Sì alla "Buona Scuola", ma non entriamo nel "merito"

Chissà perché Renzi si è fissato con la "Buona Scuola", tanto da averla messa in cima alle sue priorità. L’ultima alzata d’ingegno è la «meritocrazia»: professori che avanzano in base al merito e non più all’anzianità.  Ma la levata di scudi da parte degli interessati è stata pressoché unanime. E stavolta non hanno torto.

Educazione 23_11_2014
La riforma della scuola premia merito. Sarà così?

Chissà perché Renzi si è fissato con la "Buona Scuola", tanto da averla messa in cima alle sue priorità. Oh, non che l’idea sia malvagia, ma sull’orlo del burrone economico (e della rivolta fiscale) sarebbe logico pensare prima a riempire la pancia, poi le culle, perché le riforme della scuola danno frutti di lungo termine; e, come diceva Keynes, nel lungo termine saremo già morti.
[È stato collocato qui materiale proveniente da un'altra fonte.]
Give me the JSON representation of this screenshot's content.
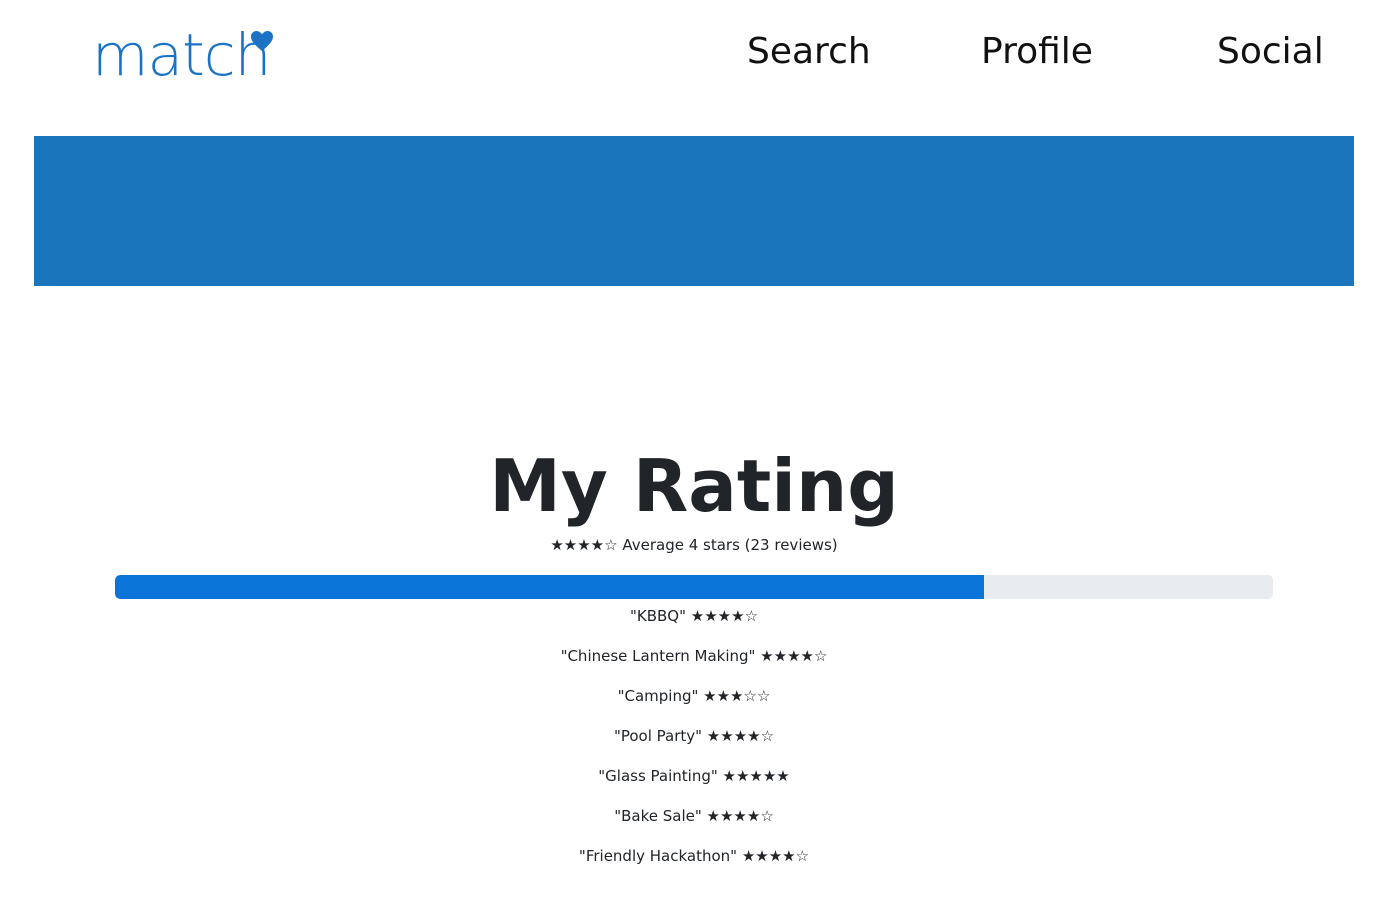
{
  "header": {
    "logo_text": "match",
    "nav": {
      "search": "Search",
      "profile": "Profile",
      "social": "Social"
    }
  },
  "colors": {
    "brand": "#1a73c4",
    "banner": "#1a75bc",
    "progress_fill": "#0b74d9",
    "progress_track": "#e9ecef"
  },
  "rating": {
    "title": "My Rating",
    "summary": "★★★★☆ Average 4 stars (23 reviews)",
    "progress_fraction": 0.75,
    "reviews": [
      "\"KBBQ\" ★★★★☆",
      "\"Chinese Lantern Making\" ★★★★☆",
      "\"Camping\" ★★★☆☆",
      "\"Pool Party\" ★★★★☆",
      "\"Glass Painting\" ★★★★★",
      "\"Bake Sale\" ★★★★☆",
      "\"Friendly Hackathon\" ★★★★☆"
    ]
  }
}
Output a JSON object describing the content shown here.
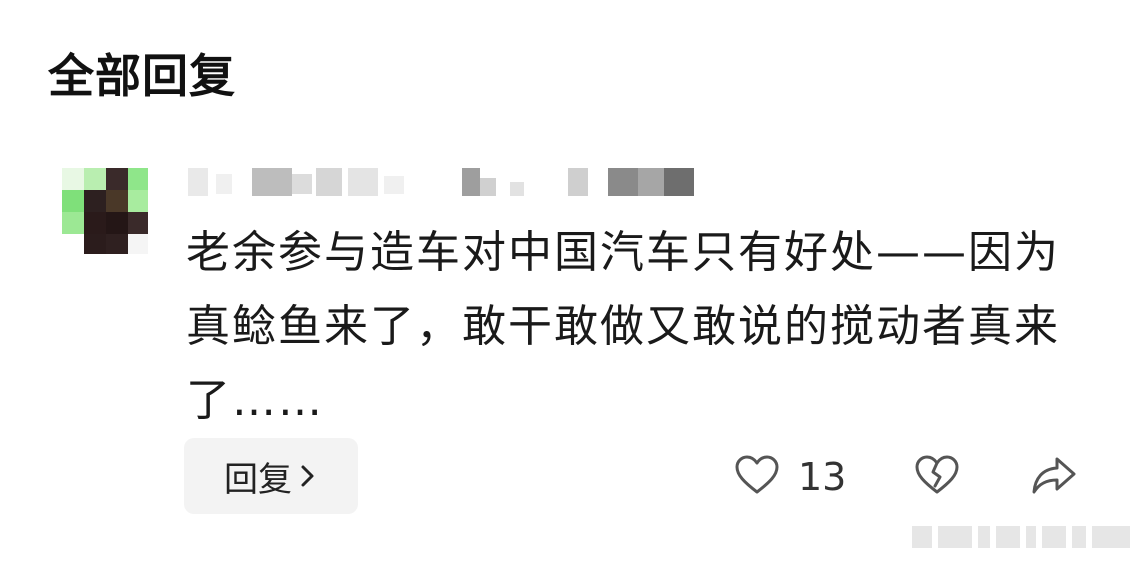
{
  "section": {
    "title": "全部回复"
  },
  "comment": {
    "text": "老余参与造车对中国汽车只有好处——因为真鲶鱼来了，敢干敢做又敢说的搅动者真来了……",
    "reply_label": "回复",
    "like_count": "13"
  },
  "icons": {
    "avatar": "pixelated-avatar",
    "reply_chevron": "chevron-right-icon",
    "like": "heart-icon",
    "dislike": "broken-heart-icon",
    "share": "share-arrow-icon"
  },
  "colors": {
    "background": "#ffffff",
    "text": "#1a1a1a",
    "reply_button_bg": "#f3f3f3",
    "icon": "#555555"
  }
}
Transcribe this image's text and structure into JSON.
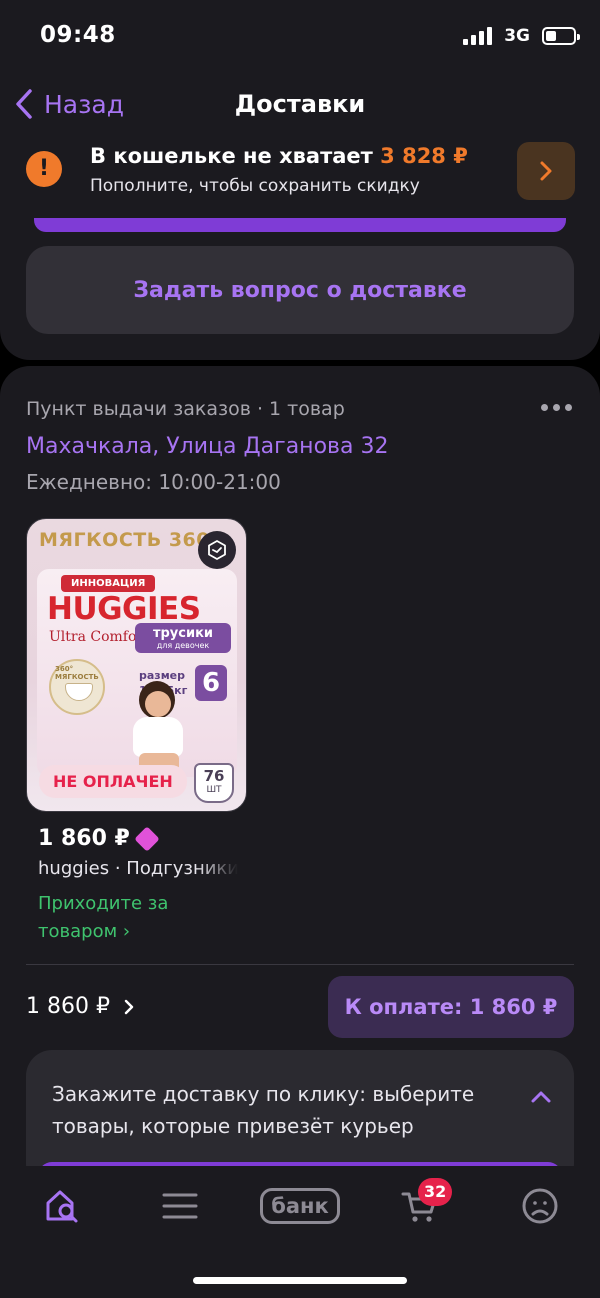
{
  "status": {
    "time": "09:48",
    "network": "3G",
    "battery_level": 0.4
  },
  "nav": {
    "back_label": "Назад",
    "title": "Доставки"
  },
  "wallet": {
    "message": "В кошельке не хватает",
    "amount": "3 828 ₽",
    "subtitle": "Пополните, чтобы сохранить скидку",
    "icon": "exclamation-icon",
    "accent_color": "#f07a2b"
  },
  "ask_button": {
    "label": "Задать вопрос о доставке"
  },
  "order": {
    "pickup_type": "Пункт выдачи заказов · 1 товар",
    "address": "Махачкала, Улица Даганова 32",
    "hours": "Ежедневно: 10:00-21:00",
    "product": {
      "package": {
        "headline": "МЯГКОСТЬ 360°",
        "innovation": "ИННОВАЦИЯ",
        "brand": "HUGGIES",
        "line": "Ultra Comfort",
        "type": "трусики",
        "type_sub": "для девочек",
        "size_label": "размер",
        "size_range": "15-25кг",
        "size_number": "6",
        "softness_note": "360° МЯГКОСТЬ",
        "count": "76",
        "count_unit": "ШТ"
      },
      "status_badge": "НЕ ОПЛАЧЕН",
      "price": "1 860 ₽",
      "name": "huggies · Подгузники",
      "pickup_status": "Приходите за товаром ›"
    },
    "total": "1 860 ₽",
    "pay_button": "К оплате: 1 860 ₽"
  },
  "courier": {
    "text": "Закажите доставку по клику: выберите товары, которые привезёт курьер"
  },
  "tabbar": {
    "bank_label": "банк",
    "cart_count": "32",
    "active_color": "#a774f2",
    "inactive_color": "#8d8a94"
  },
  "colors": {
    "background": "#000000",
    "panel": "#1b1a1f",
    "accent": "#a774f2",
    "success": "#3fc36e",
    "danger": "#e6224b"
  }
}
Mi sono diplomato nel primo anno della prima riforma alla vecchia scuolagentiliana: 1969. Grazie a quella novità, io, che ero lo studente più brillante del mio liceo, rischiai seriamente la bocciatura. Da allora non c’è stato ministro della P.I. italiana che non abbia cercato di «riformare» la nave-scuola, che ormai ha tante di quelle toppe da somigliare a una bagnarola da favela brasiliana. L’ultima alzata d’ingegno è la «meritocrazia»: professori che avanzano in base al merito e non più all’anzianità.  Ma la levata di scudi da parte degli interessati è stata pressoché unanime. A una lettura superficiale dei titoli di giornale verrebbe da pensare  a un rigurgito di egualitarismo veteromarxista. Ma non è così. Il fatto è che gli insegnanti sanno bene come andrebbe a finire anche questa iniziativa. Infatti, chi dovrebbe giudicare i «meritevoli»?
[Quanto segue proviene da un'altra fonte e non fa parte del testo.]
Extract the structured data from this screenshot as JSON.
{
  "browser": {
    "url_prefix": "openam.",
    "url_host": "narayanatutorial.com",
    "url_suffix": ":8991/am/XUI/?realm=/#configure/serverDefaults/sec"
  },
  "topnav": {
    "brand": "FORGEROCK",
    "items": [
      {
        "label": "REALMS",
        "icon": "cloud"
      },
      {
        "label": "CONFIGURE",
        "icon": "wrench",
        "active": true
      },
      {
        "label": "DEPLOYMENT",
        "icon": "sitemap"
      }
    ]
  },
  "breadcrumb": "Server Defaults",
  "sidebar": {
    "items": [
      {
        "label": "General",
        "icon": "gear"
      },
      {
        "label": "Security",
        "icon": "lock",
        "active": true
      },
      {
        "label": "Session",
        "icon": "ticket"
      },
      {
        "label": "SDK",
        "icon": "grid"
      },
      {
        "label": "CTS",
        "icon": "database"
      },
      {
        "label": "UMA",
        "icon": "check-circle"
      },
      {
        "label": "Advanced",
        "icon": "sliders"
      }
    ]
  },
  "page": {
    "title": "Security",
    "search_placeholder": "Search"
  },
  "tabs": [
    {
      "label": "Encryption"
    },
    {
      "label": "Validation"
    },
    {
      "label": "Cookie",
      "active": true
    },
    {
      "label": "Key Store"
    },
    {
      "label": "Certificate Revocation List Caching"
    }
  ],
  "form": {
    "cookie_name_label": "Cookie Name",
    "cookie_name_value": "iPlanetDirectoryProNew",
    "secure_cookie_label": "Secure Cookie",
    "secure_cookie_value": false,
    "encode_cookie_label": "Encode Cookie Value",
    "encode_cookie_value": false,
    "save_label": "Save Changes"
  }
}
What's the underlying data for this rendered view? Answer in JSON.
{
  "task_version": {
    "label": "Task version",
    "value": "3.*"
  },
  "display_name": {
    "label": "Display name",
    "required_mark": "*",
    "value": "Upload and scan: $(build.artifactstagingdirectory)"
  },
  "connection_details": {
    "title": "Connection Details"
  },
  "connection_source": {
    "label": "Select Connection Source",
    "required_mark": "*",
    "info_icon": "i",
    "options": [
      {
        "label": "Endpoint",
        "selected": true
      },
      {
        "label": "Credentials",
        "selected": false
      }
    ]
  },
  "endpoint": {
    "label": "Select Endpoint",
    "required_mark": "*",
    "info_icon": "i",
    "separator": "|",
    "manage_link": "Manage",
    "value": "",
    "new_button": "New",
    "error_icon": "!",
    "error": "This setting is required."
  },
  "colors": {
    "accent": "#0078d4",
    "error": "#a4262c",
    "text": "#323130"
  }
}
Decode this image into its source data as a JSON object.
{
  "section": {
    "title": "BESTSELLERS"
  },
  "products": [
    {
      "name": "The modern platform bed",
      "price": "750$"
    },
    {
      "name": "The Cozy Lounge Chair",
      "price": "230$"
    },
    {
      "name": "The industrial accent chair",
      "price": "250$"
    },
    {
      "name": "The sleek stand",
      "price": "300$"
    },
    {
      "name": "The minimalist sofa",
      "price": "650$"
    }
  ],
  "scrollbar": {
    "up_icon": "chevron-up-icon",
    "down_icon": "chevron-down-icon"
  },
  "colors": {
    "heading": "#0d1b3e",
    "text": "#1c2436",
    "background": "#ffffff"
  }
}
Faccio un esempio personale per farla corta, avendo insegnato nelle secondarie per lunghi anni. Era il tempo della «sperimentazione» di Stato e prestavo servizio in un Liceo, appunto, Sperimentale. Mi  fu proposto dal preside di far parte dello staff che doveva tirar tardi (a volte fino a notte, e dopo il normale servizio) quasi tutti i giorni per “lavorare” alla sperimentazione nel nostro Istituto e rendere edotto il Ministero delle iniziative via via intraprese, dei risultati raggiunti ecc. ecc. Cioè, tonnellate di carta contenenti grafici, statistiche, esortazioni retoriche, diagrammi pedagogici in burocratese, auspici, numeri e quant’altro. Il tutto, opportunamente rilegato (lo portavo io in tipografia con la mia auto, dopo aver creato pure il design di copertina), prendeva la via di Roma. L’unico a far carriera, però, fu il preside che, messosi bene in luce nei  piani alti, lucrò un bell’incarico a Roma.

Qualche tempo dopo fu la volta dei corsi di aggiornamento, tenuti da «esperti» universitari che ci intrattenevano per ore, con tanto di slides proiettate, sulle ultime novità in tema di teoria didattica e criteri di valutazione. Si usciva col mal di testa e l’indomani si tornava a insegnare col vecchio sistema, molto più pratico ed efficace. Poi i giudizi di fine anno da numerici fu obbligatorio esprimerli verbali. Con risultati grotteschi: declamavo di fonte al consiglio di classe il giudizio da me formulato su uno studente, e il preside, alla fine, mi chiedeva: «Sì, ma quant’è?». E io: «Sei». E lui scriveva «6» a matita nei suoi appunti. Era, infatti, l’unico modo di avere un quadro generale chiaro e sintetico.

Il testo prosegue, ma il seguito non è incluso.